Cette seconde facette de Shirome est de loin la plus réussie. Nos protagonistes, toutes âgées de 14 à 16 ans, sont des victimes de choix pour un Shiraishi que l’on n’imaginait pas si méchant. Ces héroïnes du weekend – les chanteuses poursuivent toutes leurs études, et travaillent leurs chorégraphies sur leur temps libre -, le réalisateur les malmène sans hésitation. Alors qu’elles étaient tranquillement en train de répéter, Shiraishi débarque pour leur exposer le projet, leur impose le récit d’un conteur spécialisé dans le paranormal qui se termine en vomissements maléfiques, et les force, en larmes, à passer la nuit sur place avant de prendre la route pour une école abandonnée – symbole, s’il en est au Japon, du fantastique horrifique. La démarche est d’autant plus cruelle que les filles paraissent toutes très superstitieuses ; la charmante Hayami Akari (qui a depuis quitté la formation), 15 ans, notamment, est persuadée de ramener avec elle tous les mauvais esprits qu’elle croise. Au point que, avant de pénétrer dans l’école, elle explicitera l’intention de ne pas se laisser posséder ; sous-entendu « pour une fois ».

Ce qui peut surprendre, c’est que, coûte que coûte, ces petites stars terrorisées jouent le jeu. C’est avec le sourire qu’elles finissent toujours par exprimer leur opposition fondamentale au projet, et rien ne semble pouvoir les détourner de leur objectif final. Lorsque le réalisateur leur demande, but en blanc, si elles seraient prêtes à vendre leur âme au diable pour participer au Kohaku Song Battle, elles sont interloquées ; non pas parce que le concept les terrifie, mais parce qu’elles n’avaient jamais envisagé cette solution pour atteindre leur rêve. L’une d’elles demande alors « Serions-nous toujours vivantes ? », et lorsque Shiraishi confirme leur survie, toutes acceptent la proposition sans l’ombre d’une hésitation. Dès lors, par bêtisé, générosité ou abnégation, je ne sais pas, elles joueront le jeu de Shiraishi, ravaleront leurs larmes, et n’hésiteront pas à chanter l’un de leurs tubes dans l’école abandonnée (une scène proprement surréaliste), en dépit de supposés poltergeists et autres coupures de courant programmées.

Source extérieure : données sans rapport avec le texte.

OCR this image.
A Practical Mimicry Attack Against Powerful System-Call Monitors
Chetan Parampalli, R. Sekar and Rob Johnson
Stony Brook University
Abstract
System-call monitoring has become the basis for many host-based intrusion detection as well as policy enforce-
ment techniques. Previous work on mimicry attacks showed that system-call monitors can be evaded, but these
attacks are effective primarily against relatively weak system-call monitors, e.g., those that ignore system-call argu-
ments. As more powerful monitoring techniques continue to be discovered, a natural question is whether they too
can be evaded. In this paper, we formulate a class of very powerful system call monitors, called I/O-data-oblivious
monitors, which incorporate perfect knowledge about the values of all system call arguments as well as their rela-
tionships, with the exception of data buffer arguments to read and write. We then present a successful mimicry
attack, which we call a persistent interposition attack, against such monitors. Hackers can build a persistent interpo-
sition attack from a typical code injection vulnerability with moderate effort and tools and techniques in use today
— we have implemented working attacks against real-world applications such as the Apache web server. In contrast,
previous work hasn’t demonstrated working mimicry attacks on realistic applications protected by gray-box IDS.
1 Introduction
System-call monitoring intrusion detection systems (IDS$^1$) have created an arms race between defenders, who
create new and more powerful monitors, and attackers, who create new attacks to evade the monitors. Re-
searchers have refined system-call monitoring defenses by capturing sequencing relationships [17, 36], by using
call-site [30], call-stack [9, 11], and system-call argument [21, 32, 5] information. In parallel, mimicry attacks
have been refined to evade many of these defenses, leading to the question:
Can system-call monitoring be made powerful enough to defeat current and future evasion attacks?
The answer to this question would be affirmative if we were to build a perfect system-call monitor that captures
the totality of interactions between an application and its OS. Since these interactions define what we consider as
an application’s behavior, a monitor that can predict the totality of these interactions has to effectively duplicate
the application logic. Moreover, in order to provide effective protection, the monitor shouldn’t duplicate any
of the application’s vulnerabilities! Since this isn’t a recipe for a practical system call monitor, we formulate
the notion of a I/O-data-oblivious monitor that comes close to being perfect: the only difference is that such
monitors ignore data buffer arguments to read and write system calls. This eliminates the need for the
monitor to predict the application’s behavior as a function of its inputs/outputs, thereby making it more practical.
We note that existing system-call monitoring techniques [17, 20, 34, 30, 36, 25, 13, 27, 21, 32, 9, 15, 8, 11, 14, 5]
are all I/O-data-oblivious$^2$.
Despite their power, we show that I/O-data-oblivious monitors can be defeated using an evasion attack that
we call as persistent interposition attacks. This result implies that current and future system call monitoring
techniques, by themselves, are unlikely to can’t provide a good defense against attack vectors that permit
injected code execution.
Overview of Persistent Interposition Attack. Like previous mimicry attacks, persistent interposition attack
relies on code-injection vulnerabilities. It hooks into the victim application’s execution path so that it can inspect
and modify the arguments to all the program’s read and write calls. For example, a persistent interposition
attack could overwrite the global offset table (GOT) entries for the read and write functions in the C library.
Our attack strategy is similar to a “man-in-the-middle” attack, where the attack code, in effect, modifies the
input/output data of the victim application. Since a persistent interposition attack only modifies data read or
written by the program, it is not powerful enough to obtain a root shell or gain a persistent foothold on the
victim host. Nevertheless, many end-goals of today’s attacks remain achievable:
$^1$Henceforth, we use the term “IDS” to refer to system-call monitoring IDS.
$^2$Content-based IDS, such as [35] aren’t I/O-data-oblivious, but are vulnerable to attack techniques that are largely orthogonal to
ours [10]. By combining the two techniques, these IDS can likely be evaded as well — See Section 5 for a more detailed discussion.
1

C’est là ce qui étonne le plus dans Shirome qui, finalement, est un vrai documentaire non pas d’horreur, mais socio-culturel ; quoiqu’il terrifiera sans doute le néophyte, hermétique à la smile attitude outrancière de la J-Pop juvénile, et aux présentations musicales de chacune des membres de Momoco. Dans sa façon de s’adresser au spectateur complice, Shirome ne suscite aucune crainte réelle, tout au plus une légère contagion de la terreur, réelle, des candidates - ce qui, vous l’avouerez, est assez pervers. En ce sens, c’est une réussite de voyeurisme, récit sympathique d’un supplice cheap infligé à de jeunes innocentes (Shiraishi haït-il la J-Pop à ce point ?). En tant que film d’horreur par contre, les derniers soubresauts du métrage, qui tentent de jouer la carte d’un surnaturel qui dépasse enfin le cadre de la manipulation de Shiraishi, après l’aveu de sa supercherie, résument bien le parfait égarement de Shirome, hybride intéressant mais relativement insaisissable.

Shirome a été présenté au cours de la 11ème édition du Festival du film Japonais de Francfort Nippon Connection (2011).
Remerciements à Dennis Vetter et Dimitri.